Governors in the U.S. don’t usually brawl, but this year seems to be the exception.
When Massachusetts Governor Deval Patrick proudly scheduled a two-day sales-tax holiday for his citizens this month, just in time for back-to-school shopping, Governor John Lynch of New Hampshire punched back with a reminder that New Hampshire levies no sales tax at all. To rub it in, Governor Lynch travelled to Baron’s Major Brands, an appliance retailer located practically within inches of the Massachusetts state line. Citizens of Massachusetts, Lynch bellowed over the border, ought to remember that “in New Hampshire, every day is a sales-tax holiday.”
A similar contest rages between Governor David Paterson of New York and Connecticut Governor Jodi Rell. The New York State legislature had a plan to treat any carried interest earned by hedge-fund employees who commute into the state as income, subject to the state’s high income-tax rates.
As Bloomberg has reported, Rell penned hedge-fund executives a smarmy letter inviting them to put their offices in the Nutmeg state. “I would like to convey a simple, yet, heartfelt message: Connecticut welcomes you.”
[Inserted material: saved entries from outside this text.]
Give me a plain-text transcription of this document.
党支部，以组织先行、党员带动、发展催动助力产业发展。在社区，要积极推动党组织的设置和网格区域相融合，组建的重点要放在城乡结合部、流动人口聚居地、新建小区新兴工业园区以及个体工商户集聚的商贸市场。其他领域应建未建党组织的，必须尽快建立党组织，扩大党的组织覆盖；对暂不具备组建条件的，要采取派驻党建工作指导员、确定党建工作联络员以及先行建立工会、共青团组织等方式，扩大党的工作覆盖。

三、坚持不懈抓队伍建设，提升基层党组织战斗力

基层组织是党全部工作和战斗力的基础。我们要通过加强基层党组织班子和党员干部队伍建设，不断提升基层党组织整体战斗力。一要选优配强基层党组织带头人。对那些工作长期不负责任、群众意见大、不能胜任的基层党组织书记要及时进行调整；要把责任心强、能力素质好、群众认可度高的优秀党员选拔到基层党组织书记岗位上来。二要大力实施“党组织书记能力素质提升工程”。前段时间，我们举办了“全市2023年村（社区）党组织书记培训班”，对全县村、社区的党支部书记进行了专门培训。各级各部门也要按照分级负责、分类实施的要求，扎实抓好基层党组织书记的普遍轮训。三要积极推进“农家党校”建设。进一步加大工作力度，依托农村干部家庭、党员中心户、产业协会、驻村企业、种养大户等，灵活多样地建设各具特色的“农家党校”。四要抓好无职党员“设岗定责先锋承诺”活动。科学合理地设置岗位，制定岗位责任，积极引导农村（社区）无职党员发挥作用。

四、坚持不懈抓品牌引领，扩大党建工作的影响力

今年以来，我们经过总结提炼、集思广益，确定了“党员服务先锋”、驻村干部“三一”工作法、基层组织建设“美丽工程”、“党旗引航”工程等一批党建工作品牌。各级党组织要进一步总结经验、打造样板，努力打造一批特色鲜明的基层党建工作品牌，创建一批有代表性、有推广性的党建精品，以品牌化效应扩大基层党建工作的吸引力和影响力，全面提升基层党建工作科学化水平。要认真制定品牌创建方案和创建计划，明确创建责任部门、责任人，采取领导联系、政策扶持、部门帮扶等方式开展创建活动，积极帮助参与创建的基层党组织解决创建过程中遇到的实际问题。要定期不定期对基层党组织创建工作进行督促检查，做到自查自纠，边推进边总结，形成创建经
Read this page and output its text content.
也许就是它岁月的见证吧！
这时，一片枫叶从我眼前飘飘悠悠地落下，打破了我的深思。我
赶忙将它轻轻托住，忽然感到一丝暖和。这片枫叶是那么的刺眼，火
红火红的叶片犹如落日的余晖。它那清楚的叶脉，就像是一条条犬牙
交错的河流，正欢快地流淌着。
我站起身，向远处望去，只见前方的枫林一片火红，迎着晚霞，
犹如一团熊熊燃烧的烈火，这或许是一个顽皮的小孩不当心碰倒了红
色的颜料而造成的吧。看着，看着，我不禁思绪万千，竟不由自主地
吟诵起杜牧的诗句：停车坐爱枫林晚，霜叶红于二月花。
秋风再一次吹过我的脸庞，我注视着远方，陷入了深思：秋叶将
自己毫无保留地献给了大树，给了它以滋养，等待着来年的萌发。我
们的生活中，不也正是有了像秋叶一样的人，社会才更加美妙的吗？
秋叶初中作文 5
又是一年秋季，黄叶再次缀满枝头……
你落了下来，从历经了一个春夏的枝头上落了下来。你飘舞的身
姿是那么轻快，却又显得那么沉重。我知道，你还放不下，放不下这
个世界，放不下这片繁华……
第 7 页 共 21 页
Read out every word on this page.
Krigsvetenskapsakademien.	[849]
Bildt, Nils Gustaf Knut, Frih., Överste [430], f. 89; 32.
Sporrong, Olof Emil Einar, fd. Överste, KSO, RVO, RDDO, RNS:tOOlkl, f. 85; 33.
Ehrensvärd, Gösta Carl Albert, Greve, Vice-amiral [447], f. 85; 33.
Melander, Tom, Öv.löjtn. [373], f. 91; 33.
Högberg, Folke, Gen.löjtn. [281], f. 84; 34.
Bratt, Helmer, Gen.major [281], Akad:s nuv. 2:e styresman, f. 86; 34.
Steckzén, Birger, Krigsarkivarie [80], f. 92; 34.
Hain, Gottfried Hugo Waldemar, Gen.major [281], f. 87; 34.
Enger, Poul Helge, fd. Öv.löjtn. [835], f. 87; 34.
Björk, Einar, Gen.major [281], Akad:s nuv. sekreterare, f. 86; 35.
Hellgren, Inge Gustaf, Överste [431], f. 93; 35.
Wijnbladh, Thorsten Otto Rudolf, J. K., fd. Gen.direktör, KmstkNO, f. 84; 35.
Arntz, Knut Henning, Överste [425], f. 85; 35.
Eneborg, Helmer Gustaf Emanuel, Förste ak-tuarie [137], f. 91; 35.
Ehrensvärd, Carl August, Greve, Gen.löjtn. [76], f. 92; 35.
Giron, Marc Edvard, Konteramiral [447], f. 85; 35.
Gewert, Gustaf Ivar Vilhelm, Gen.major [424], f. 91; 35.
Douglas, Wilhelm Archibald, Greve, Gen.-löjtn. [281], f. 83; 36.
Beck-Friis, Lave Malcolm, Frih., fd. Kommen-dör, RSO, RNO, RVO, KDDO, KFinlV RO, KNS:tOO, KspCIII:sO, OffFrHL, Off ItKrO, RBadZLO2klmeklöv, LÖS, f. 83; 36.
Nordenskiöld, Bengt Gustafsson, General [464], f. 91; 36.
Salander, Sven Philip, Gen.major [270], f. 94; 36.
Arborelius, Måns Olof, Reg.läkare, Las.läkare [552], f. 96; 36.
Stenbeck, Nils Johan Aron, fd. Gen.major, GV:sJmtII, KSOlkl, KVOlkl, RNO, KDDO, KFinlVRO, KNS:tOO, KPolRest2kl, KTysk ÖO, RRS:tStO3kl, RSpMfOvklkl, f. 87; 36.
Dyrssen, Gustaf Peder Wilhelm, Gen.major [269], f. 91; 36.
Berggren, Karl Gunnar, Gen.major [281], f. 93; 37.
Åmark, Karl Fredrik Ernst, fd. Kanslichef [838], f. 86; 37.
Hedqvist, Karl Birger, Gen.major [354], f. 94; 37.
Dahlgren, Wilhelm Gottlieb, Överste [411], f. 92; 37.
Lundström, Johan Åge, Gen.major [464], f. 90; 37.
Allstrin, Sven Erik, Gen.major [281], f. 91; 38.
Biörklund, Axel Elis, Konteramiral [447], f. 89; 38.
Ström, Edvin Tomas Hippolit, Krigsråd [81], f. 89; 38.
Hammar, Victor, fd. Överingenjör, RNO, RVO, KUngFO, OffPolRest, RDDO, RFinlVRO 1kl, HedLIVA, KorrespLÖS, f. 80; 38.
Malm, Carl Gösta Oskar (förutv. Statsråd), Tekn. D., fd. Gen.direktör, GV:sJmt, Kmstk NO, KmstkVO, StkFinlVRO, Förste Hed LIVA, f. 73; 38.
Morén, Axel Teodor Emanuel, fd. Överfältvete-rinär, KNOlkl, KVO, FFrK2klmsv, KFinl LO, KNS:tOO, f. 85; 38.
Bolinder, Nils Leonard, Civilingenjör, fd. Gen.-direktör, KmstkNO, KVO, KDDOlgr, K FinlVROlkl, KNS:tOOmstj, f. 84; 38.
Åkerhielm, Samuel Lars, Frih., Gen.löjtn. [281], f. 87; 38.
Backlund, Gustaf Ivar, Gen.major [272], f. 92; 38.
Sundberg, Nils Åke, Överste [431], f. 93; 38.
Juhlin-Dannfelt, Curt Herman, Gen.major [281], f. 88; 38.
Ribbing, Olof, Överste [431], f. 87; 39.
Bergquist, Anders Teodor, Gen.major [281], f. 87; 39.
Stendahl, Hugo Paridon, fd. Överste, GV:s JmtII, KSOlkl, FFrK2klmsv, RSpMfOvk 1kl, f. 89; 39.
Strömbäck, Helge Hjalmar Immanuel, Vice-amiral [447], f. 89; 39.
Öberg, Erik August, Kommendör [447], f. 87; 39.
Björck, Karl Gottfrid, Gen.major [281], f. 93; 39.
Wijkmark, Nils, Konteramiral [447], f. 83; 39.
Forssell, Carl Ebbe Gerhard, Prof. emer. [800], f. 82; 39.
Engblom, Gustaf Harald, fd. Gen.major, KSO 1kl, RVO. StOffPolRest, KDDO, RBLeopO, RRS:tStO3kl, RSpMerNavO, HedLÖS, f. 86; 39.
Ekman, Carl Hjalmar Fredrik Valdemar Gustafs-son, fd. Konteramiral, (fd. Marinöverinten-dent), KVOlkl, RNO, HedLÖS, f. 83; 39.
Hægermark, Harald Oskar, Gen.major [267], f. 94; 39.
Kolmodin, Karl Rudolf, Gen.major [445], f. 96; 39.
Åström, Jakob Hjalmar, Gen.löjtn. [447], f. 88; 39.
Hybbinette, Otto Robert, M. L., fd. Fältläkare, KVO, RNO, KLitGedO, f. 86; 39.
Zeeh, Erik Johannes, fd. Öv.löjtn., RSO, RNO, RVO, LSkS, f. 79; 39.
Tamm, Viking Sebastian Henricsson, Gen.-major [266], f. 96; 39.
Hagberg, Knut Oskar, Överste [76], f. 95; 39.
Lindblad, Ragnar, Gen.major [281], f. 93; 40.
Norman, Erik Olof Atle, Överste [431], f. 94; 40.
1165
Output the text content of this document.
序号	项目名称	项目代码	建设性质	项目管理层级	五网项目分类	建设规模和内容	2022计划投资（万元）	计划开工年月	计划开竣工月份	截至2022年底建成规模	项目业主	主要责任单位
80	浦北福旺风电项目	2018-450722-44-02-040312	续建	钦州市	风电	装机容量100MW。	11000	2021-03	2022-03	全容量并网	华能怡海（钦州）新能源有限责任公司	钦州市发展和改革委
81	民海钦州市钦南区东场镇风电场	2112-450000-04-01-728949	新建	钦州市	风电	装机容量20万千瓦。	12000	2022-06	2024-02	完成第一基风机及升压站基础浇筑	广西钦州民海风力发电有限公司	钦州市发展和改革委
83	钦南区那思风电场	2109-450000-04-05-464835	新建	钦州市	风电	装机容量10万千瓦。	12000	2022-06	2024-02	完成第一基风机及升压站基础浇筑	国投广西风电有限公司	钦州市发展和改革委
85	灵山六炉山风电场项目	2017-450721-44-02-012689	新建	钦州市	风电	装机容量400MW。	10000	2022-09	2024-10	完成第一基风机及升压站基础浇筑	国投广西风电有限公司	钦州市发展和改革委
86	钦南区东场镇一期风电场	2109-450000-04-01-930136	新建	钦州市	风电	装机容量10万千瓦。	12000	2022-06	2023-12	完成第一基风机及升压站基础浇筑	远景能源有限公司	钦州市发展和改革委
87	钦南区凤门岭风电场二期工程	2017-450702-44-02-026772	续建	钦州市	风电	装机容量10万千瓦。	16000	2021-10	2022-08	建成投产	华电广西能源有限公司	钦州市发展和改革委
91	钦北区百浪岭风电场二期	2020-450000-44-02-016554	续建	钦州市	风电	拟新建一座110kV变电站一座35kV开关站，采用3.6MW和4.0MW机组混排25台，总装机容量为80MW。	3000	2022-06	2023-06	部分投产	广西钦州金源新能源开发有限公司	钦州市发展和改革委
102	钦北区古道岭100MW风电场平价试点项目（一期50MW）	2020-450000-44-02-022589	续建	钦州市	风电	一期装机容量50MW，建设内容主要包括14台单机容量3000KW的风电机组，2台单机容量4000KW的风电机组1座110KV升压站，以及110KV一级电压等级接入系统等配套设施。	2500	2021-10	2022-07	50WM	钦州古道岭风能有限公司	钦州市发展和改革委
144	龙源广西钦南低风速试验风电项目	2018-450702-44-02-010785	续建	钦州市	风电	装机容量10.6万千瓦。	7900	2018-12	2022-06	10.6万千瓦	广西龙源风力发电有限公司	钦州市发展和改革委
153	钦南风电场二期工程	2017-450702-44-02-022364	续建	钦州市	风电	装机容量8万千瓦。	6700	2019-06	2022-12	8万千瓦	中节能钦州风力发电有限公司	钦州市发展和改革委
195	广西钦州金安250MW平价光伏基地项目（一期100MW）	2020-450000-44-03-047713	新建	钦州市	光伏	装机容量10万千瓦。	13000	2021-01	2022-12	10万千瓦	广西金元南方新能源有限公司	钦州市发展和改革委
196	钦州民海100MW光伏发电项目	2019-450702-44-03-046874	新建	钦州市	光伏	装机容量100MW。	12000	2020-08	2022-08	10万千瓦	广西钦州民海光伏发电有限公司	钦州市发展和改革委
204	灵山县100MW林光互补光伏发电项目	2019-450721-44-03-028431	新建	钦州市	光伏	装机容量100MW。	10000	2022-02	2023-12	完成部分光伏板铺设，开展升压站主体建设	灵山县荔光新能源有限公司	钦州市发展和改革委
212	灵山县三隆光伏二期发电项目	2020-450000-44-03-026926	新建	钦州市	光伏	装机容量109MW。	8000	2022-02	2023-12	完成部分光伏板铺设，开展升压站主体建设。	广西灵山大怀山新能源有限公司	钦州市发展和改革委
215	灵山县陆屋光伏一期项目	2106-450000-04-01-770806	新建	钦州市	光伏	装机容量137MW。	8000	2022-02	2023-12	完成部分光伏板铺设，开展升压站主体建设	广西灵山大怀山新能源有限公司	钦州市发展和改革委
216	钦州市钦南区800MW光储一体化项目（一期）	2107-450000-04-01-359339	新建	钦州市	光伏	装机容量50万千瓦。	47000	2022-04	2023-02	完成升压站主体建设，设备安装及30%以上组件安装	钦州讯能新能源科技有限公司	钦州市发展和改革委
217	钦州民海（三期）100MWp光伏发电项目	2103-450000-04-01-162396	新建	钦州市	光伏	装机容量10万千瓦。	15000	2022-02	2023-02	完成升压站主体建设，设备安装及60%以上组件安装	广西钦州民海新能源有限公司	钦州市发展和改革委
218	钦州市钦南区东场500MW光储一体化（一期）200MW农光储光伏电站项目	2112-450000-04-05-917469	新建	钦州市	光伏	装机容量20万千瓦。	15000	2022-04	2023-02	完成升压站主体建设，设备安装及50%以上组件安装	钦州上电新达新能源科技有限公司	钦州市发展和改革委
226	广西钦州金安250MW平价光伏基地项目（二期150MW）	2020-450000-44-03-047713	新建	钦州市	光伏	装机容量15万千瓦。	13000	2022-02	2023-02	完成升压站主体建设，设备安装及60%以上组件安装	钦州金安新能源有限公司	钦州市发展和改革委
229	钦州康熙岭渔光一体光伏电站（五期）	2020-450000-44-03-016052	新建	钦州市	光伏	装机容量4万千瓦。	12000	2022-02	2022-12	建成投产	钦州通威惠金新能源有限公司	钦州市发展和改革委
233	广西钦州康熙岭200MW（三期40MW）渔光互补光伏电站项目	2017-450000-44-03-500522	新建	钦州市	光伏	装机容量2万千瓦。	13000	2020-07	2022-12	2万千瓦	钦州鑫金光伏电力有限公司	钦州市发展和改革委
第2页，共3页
What’s up here? Many economic experts, including conservative ones, have long contended that marginal changes in tax rates don’t weigh as heavily as other aspects of economic decision-making. The environment has changed. If you study the 2010 state tax brawls, you can see their import stretches far beyond their respective regions, even beyond U.S. borders.
The most visible reason for the escalation is the increase in federal-tax rates that will come in 2011. Barack Obama’s administration has made it clear it will raise the statutory top rate to 39.6 percent, with all the additional taxes going up, including a wicked health-care-related levy on unearned income.
The federal government is itself, of course, thinking of taxing carried interest as income shortly. That likelihood is what originally emboldened Governor Paterson. As a result of the federal push upward, any diminution in state taxes becomes precious to companies, employees and consumers.
Time Is Cheaper
The second aspect at work here is recession. When you have less money, you care more about the sales tax or taxes paid on behalf of employees. When you have no job, your time is cheaper, and a drive across a border to get a break on a new washing machine suddenly begins to make sense.
The third aspect is political identity. States are like siblings. They have trouble remembering who they are unless they are competing with a brother or a sister. To feel good, states need someone else to feel better than. A tax race provides that opportunity to beat someone else.
And that state competitiveness results in a benefit for all citizens, not just those who live in the tax-cutting state. Other topics preoccupied Governor Rell this spring. But espying Paterson’s weakness, and the readiness of the hedge funds to pack up their terminals and ergonomic chairs, Rell couldn’t resist some tax fun. Paterson and his income-tax blunder made her political day. Her constituents won, too, for their carried- interest cash was now less likely to confront a tax increase.
Rell won’t want to look like a hypocrite. She may have even helped New York because Paterson, wounded by his Rell battle, retreated from the plan for carried interest. Maybe not permanently, since Paterson doesn’t believe in low taxes as a creed. He only moved due to the competition. Still, Paterson will be warier next time.
There is no doubt state taxes would be higher if the states didn’t have each other breathing down their tax necks.
And states don’t merely compete with each other. They compete with their own federal government, sometimes over revenue, but mostly political concepts. I wrote about this in last week’s column, too, in reference to another battle, that between Maine and New Hampshire.
New Hampshire isn’t just better than Maine, and Massachusetts; it is also in tax terms, better than Washington. The Granite State represents a kind of “woulda, coulda, shoulda” version of the country the U.S. isn’t. This is as the country’s framers intended. Down the centuries, individual U.S. states played the Tea Partiers, fighting back against Washington and reminding it of its fiscal limits. The check has worked, for low-tax politicians’ success on the state level has often won them a place on the national stage, where they kept taxes from going up, and sometimes even cut them.
This leads us to the most important competition of all, that involving nations. Britain has played the competitor role for Europe at times, and played it well. But the U.S. has also mattered. Though corporate taxes are high, the general tax burden in the U.S. is lower than the levels in the European Union. In economic heft and population terms, the U.S. is the best match for Europe.
When President Obama and Congress raise taxes, they make Europe’s day. But they don’t make Europe’s decade, or its century. For without the U.S. to goad them, Europe’s politicians -- like Paterson, hardly tax-cutters by temperament -- will surely raise taxes eventually. And they will do so because they don’t have the U.S. to beat them.
(Amity Shlaes, senior fellow in economic history at the Council on Foreign Relations, is a Bloomberg News columnist. The opinions expressed are her own.)